The DC Circuit found the FERC’s position unconvincing: “the mere possibility that a project’s overall emissions calculation will be favourable because of an offset… elsewhere does not excuse the Commission from making emissions estimates… Sierra Club hardly suggests that downstream emissions are an indirect effect of a project only when the project’s entire purpose is to be burned at specifically identified destinations”.

Alternatively, the FERC suggested it was not obliged to assess downstream emissions because it was not a ‘legally relevant cause’ of such emissions due to its lack of jurisdiction over any entity but the pipeline applicant. This argument was premised on a 2004 Supreme Court ruling that a federal agency has no obligation to gather or consider information in a NEPA review if it has no statutory authority to act to prevent the environmental impacts. The DC Circuit rejected the assertion, clarifying that in the pipeline approval context the FERC has statutory authority to act. The FERC may deny a pipeline certificate because it would be too harmful to the environment; therefore, it is a legally relevant cause of the direct and indirect environmental effects of pipelines it approves. Accordingly, “NEPA also requires the Commission to at least attempt to obtain the information necessary to fulfil its statutory responsibilities”.

Also, in June 2019, the CEQ issued its ‘Draft NEPA Guidance on Consideration of Greenhouse Gas Emissions’, which seeks to narrow federal agencies’, including the FERC’s,  duty to analyse GHG emissions as part of a NEPA review. The draft guidance acknowledges that GHG emissions with reasonably foreseeable indirect effects should be addressed during the NEPA process. However, the CEQ states that emissions only are reasonably foreseeable when a sufficiently close causal relationship exists between the proposed action and the effect. The draft guidance notes that a “but for” causal relationship is not sufficient, but fails to explain what constitutes a sufficiently close causal relationship in this context.

Although the draft guidance provides that agencies should try to quantify the projected direct and reasonably foreseeable indirect GHG emissions of a proposed action, it includes several broad-based exceptions that excuse federal agencies from quantifying, analysing or giving weight to GHG emissions and their climate impacts (e.g., information necessary for quantification is unavailable, not of high quality, or the complexity of identifying emissions would make quantification overly speculative).
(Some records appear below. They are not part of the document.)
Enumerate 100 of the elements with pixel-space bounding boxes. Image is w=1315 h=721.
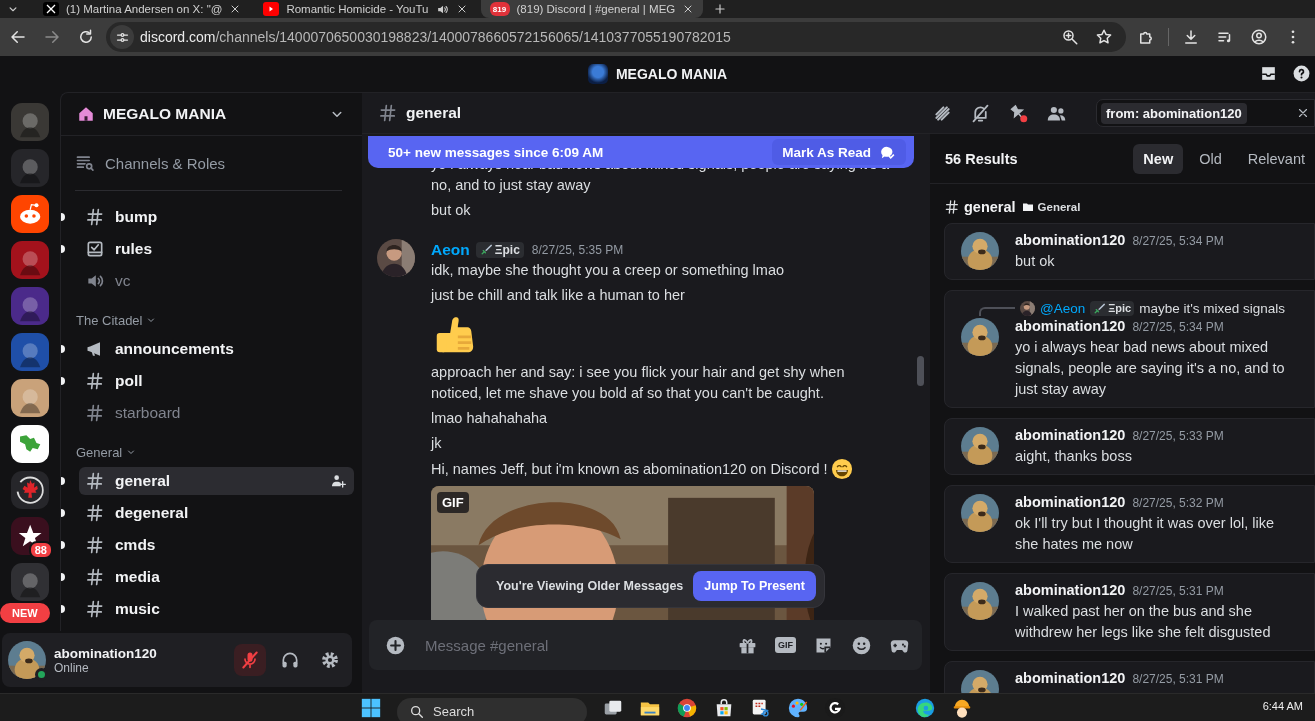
download-icon[interactable] xyxy=(1182,28,1200,46)
result-card[interactable]: @Aeon Ξpic maybe it's mixed signals abomination120 8/27/25, 5:34 PM yo i always hear bad news about mixed signals, people are saying it's a no, and to just stay away xyxy=(944,290,1315,408)
timestamp: 8/27/25, 5:31 PM xyxy=(1132,672,1224,686)
category-header[interactable]: The Citadel xyxy=(76,312,362,328)
channels-roles-item[interactable]: Channels & Roles xyxy=(69,148,354,178)
edge-browser-icon[interactable] xyxy=(914,696,936,719)
server-icon[interactable] xyxy=(11,379,49,417)
forward-arrow-icon[interactable] xyxy=(43,28,61,46)
server-icon[interactable] xyxy=(11,425,49,463)
channel-item[interactable]: starboard xyxy=(79,399,354,427)
browser-tab[interactable]: 819 (819) Discord | #general | MEG xyxy=(480,0,704,18)
reload-icon[interactable] xyxy=(77,28,95,46)
server-icon[interactable] xyxy=(11,195,49,233)
hash-icon xyxy=(378,103,398,123)
back-arrow-icon[interactable] xyxy=(9,28,27,46)
site-info-icon[interactable] xyxy=(110,25,134,49)
add-attachment-icon[interactable] xyxy=(385,634,406,656)
address-bar[interactable]: discord.com/channels/1400070650030198823/1400078660572156065/1410377055190782015 xyxy=(106,22,1126,52)
channel-item[interactable]: rules xyxy=(79,235,354,263)
channel-item[interactable]: degeneral xyxy=(79,499,354,527)
microphone-button[interactable] xyxy=(234,644,266,676)
hash-icon xyxy=(85,207,105,227)
browser-icon[interactable] xyxy=(676,696,698,719)
channel-item[interactable]: general xyxy=(79,467,354,495)
bookmark-star-icon[interactable] xyxy=(1095,28,1113,46)
jump-to-present-button[interactable]: Jump To Present xyxy=(693,571,816,601)
username[interactable]: abomination120 xyxy=(1015,582,1126,598)
clock-time[interactable]: 6:44 AM xyxy=(1262,700,1303,712)
emoji-icon[interactable] xyxy=(851,634,872,656)
hash-icon xyxy=(944,199,960,215)
zoom-icon[interactable] xyxy=(1061,28,1079,46)
profile-icon[interactable] xyxy=(1250,28,1268,46)
channel-item[interactable]: media xyxy=(79,563,354,591)
banner-text: 50+ new messages since 6:09 AM xyxy=(388,144,605,160)
hash-icon xyxy=(85,471,105,491)
results-count: 56 Results xyxy=(945,150,1019,167)
username[interactable]: abomination120 xyxy=(1015,427,1126,443)
channel-item[interactable]: music xyxy=(79,595,354,623)
new-tab-icon[interactable] xyxy=(713,2,728,16)
hash-icon xyxy=(85,599,105,619)
channel-item[interactable]: vc xyxy=(79,267,354,295)
result-card[interactable]: abomination120 8/27/25, 5:33 PM aight, thanks boss xyxy=(944,418,1315,475)
username[interactable]: abomination120 xyxy=(1015,232,1126,248)
sort-tab[interactable]: Old xyxy=(1189,143,1232,174)
window-title: MEGALO MANIA xyxy=(615,66,728,82)
channel-item[interactable]: cmds xyxy=(79,531,354,559)
add-member-icon[interactable] xyxy=(330,473,346,489)
channel-name[interactable]: general xyxy=(964,199,1016,215)
category-header[interactable]: General xyxy=(76,444,362,460)
username[interactable]: abomination120 xyxy=(1015,318,1126,334)
channel-item[interactable]: bump xyxy=(79,203,354,231)
inbox-icon[interactable] xyxy=(1259,64,1278,83)
message-text: Hi, names Jeff, but i'm known as abomination120 on Discord ! xyxy=(431,459,828,479)
search-filter-chip[interactable]: from: abomination120 xyxy=(1101,102,1247,124)
timestamp: 8/27/25, 5:34 PM xyxy=(1132,234,1224,248)
sort-tab[interactable]: New xyxy=(1133,143,1184,174)
username[interactable]: abomination120 xyxy=(1015,670,1126,686)
channel-item[interactable]: announcements xyxy=(79,335,354,363)
windows-start-icon[interactable] xyxy=(360,696,382,719)
mark-as-read-button[interactable]: Mark As Read xyxy=(772,139,906,165)
result-card[interactable]: abomination120 8/27/25, 5:31 PM xyxy=(944,661,1315,693)
browser-tab[interactable]: (1) Martina Andersen on X: "@ xyxy=(34,0,251,18)
palette-icon[interactable] xyxy=(787,696,809,719)
microphone-off-icon xyxy=(240,650,260,670)
result-card[interactable]: abomination120 8/27/25, 5:31 PM I walked past her on the bus and she withdrew her legs like she felt disgusted xyxy=(944,573,1315,651)
pin-icon[interactable] xyxy=(1008,102,1029,124)
bell-off-icon[interactable] xyxy=(970,102,991,124)
tag-label: Ξpic xyxy=(494,242,520,257)
search-field[interactable]: from: abomination120 xyxy=(1096,99,1315,127)
message-text: but ok xyxy=(1015,252,1056,271)
username[interactable]: Aeon xyxy=(431,240,470,259)
server-header[interactable]: MEGALO MANIA xyxy=(61,93,362,136)
new-pill[interactable]: NEW xyxy=(0,603,50,623)
scrollbar-thumb[interactable] xyxy=(917,356,924,386)
server-icon[interactable] xyxy=(11,517,49,555)
username[interactable]: abomination120 xyxy=(1015,494,1126,510)
result-card[interactable]: abomination120 8/27/25, 5:34 PM but ok xyxy=(944,223,1315,280)
browser-tab[interactable]: Romantic Homicide - YouTu xyxy=(254,0,477,18)
sort-tab[interactable]: Relevant xyxy=(1237,143,1315,174)
new-messages-banner[interactable]: 50+ new messages since 6:09 AM Mark As Read xyxy=(368,136,914,168)
folder-icon xyxy=(1021,201,1034,213)
gif-tag: GIF xyxy=(437,492,469,513)
hash-icon xyxy=(85,503,105,523)
result-card[interactable]: abomination120 8/27/25, 5:32 PM ok I'll try but I thought it was over lol, like she hates me now xyxy=(944,485,1315,563)
tag-label: Ξpic xyxy=(1108,302,1132,314)
mention-link[interactable]: @Aeon xyxy=(1040,300,1086,316)
help-icon[interactable] xyxy=(1292,64,1311,83)
message-text: yo i always hear bad news about mixed signals, people are saying it's a no, and to just stay away xyxy=(1015,338,1286,399)
gif-button[interactable]: GIF xyxy=(775,637,796,653)
user-status: Online xyxy=(54,660,90,675)
server-icon[interactable] xyxy=(11,471,49,509)
taskbar-search[interactable]: Search xyxy=(397,697,587,721)
checkbox-icon xyxy=(85,239,105,259)
close-icon[interactable] xyxy=(1296,106,1310,120)
unread-badge: 819 xyxy=(489,2,510,16)
hash-icon xyxy=(85,403,105,423)
url-text: discord.com/channels/1400070650030198823/1400078660572156065/1410377055190782015 xyxy=(140,29,732,45)
message-text: aight, thanks boss xyxy=(1015,447,1133,466)
message-input[interactable]: Message #general GIF xyxy=(369,620,922,670)
channel-item[interactable]: poll xyxy=(79,367,354,395)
Similarly, the FERC previously has cited inadequate causal ties, unavailability of information and speculative assumptions as barriers to conducting GHG analysis and quantification during the NEPA process.
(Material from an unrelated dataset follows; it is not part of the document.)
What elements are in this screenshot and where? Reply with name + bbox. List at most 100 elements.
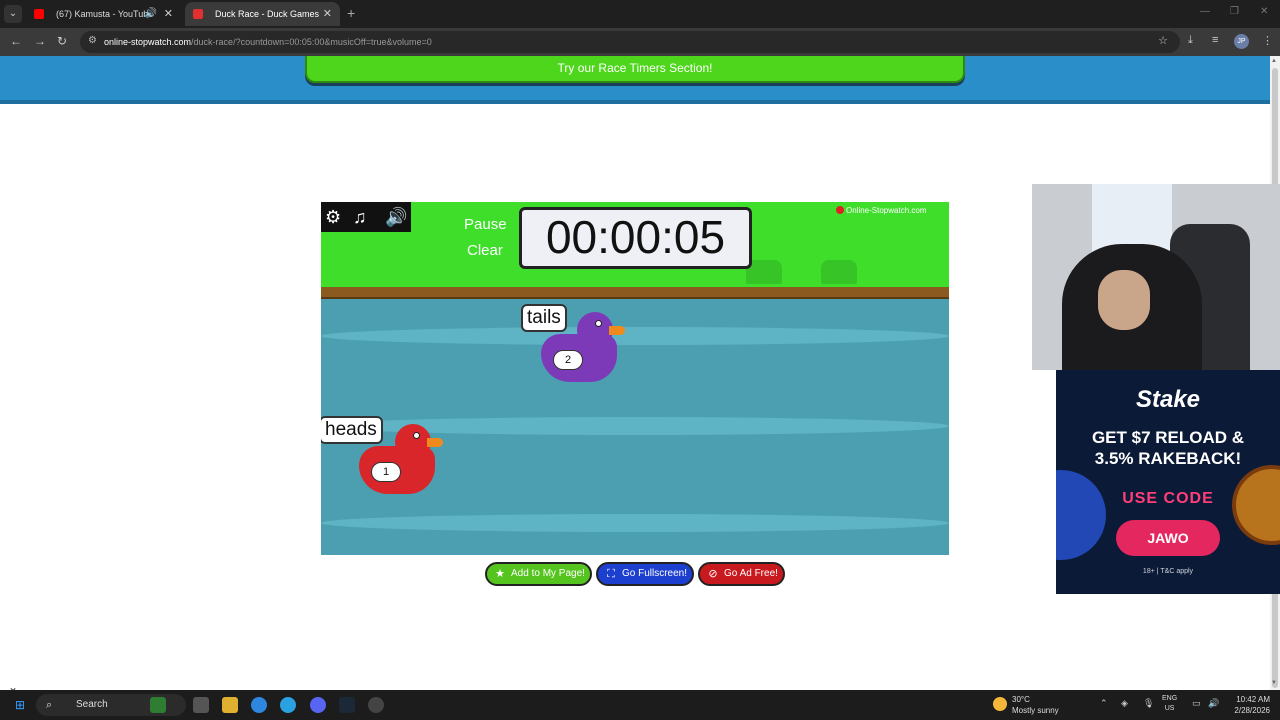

While the CEQ’s draft guidance supports the position of the FERC majority commissioners, nonetheless, it is not an agency promulgated rule; therefore, the CEQ’s draft guidance is not binding. Moreover, the draft guidance is inconsistent with the DC Circuit’s opinions, which place the onus squarely on the FERC to gather information regarding upstream production and downstream use of natural gas, analyse that information to make project-by-project determinations of reasonable foreseeability, and quantify the resulting project emissions. Given that the DC Circuit uniformly has rejected the FERC’s attempts to avoid or minimise the GHG emissions quantification step in the NEPA process, it seems unlikely that the court now would accept the FERC’s approach simply because it is articulated in the CEQ’s draft guidance.